One of the great things about the evolution of payments in the digital economy is the ability to monetize features and services in new ways. Digital makes it easier for new services to be developed and deployed. “As-a-service” business models help to expand access to many who want and need critical services and for providers to be paid when the services are consumed. Billing practices are more flexible, fluid and capable of aligning consumer needs with payment options.
“Being nickel and dimed” is a century old idiom used to explain the annoying accumulation of tiny little fees over time that become big expenses that never go away. It’s also the basis for the war on junk fees that the White House and the CFPB are waging on merchants whose hidden fees can sometimes turn a $150 purchase into a $205 purchase with taxes, service charges and other “as-a-service” fees tacked on.
Behavioral economists and marketing scientists say that drip pricing — where the fees get added on at the end of the shopping journey — works because consumers (like the one in my hypothetical example) have spent a ton of time getting to checkout and don’t want to start all over. That’s why some merchants continue to do it. What those studies ignore is that many merchants choose not to do this because they know that may be the last shopping journey the consumer has with them.
My sense is that increasingly, consumers are getting tired of being “nickel and dimed.” Whether it is being charged for returns or paying a surcharge tacked on for special handling after the product and shipping services were already paid for, consumers are starting to push back against the “nickel and diming” they perceive now when engaging with businesses. For restaurants in particular, tipping now is regarded as an embedded cost of the restaurant experience — not a surcharge per se, but part of the expense of eating out. PYMNTS data show that nearly all consumers (97%) tip and generously when dining in a restaurant where they are served and a little more than half (53%) also tip at QSRs. Essentially adding another “tax” to the online ordering experience may be a breaking point for some
Before Toast went public and during the dark days of COVID, Toast slashed 50% of its workforce while investing in several initiatives intended to help restaurants weather the storm. Like other POS platforms, Toast leaned into the online ordering trend by helping restaurants compete with the aggregators, capture better economics and keep the customer relationship. The commission-free online ordering experience is promoted as a way for restaurants to grow their first-party online business.
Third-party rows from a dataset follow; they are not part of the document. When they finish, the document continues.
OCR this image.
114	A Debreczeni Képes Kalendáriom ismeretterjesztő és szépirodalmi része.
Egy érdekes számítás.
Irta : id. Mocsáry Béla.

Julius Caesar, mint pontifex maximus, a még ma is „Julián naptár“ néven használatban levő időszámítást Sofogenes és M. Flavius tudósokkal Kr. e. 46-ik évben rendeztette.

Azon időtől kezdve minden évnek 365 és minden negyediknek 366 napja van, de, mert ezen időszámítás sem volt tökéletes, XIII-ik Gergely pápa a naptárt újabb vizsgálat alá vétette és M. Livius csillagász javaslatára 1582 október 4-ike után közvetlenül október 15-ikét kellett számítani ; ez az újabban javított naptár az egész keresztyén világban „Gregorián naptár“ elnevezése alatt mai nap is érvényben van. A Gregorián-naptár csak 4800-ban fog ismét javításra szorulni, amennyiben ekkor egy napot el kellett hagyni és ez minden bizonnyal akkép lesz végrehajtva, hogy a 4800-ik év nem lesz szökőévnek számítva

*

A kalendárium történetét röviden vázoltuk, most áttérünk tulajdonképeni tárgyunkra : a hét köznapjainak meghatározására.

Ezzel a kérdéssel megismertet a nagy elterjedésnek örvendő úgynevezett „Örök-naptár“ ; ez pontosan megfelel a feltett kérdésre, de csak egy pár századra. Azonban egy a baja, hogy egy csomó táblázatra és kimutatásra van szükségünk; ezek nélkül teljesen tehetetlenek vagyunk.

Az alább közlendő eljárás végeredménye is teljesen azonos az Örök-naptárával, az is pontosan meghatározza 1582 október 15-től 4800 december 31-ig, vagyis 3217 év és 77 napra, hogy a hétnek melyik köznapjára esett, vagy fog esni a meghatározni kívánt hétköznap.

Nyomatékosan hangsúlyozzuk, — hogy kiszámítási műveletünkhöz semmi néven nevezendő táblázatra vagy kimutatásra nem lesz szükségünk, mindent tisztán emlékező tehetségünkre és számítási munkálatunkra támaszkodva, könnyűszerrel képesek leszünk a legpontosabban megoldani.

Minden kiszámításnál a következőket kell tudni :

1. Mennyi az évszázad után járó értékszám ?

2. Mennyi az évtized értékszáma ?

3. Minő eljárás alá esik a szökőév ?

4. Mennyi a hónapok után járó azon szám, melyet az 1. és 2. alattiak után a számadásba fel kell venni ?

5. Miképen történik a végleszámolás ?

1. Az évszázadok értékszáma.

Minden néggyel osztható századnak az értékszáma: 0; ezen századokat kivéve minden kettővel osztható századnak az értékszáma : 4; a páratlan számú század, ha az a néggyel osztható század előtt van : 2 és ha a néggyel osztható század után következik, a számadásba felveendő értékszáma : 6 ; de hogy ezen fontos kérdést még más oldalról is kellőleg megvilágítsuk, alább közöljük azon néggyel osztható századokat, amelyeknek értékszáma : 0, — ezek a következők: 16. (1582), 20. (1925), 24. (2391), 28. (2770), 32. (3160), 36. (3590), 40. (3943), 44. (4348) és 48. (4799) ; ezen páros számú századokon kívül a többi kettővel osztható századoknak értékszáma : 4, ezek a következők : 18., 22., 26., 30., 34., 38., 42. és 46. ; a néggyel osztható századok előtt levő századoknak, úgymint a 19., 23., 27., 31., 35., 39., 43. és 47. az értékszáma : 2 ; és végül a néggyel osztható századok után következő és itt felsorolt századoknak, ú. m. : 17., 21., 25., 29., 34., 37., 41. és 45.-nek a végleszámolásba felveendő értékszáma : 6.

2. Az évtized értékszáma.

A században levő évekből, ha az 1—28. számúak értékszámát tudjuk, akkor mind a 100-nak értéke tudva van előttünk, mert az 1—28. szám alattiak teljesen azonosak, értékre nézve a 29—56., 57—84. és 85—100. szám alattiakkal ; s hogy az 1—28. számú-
Now it’s possible that Toast’s 99-cent decision could unravel all that goodwill — and potentially the viability of its entire platform.
The money is material — but that’s not why it could become a fatal flaw. When Toast went straight to the restaurant’s customer — the consumer — to charge a fee paid by the consumer to Toast, it violated the restaurant’s sacred trust. Restaurants might be left to wonder what’s next — and whether there are more things planned that might leapfrog the restaurant and go straight to the consumer. It’s platform economics 101 to never, ever do that.
Even if Toast comes out this week and says, “No, never mind, we heard you and we messed up,” that doubt will likely remain. Whether that’s strong enough to drive Toast restaurants into the arms of the many competitors who are now very likely reaching out to them is a chapter yet to be written.
In the meantime, Toast might want to have a Plan B for how to pave its path to profitability.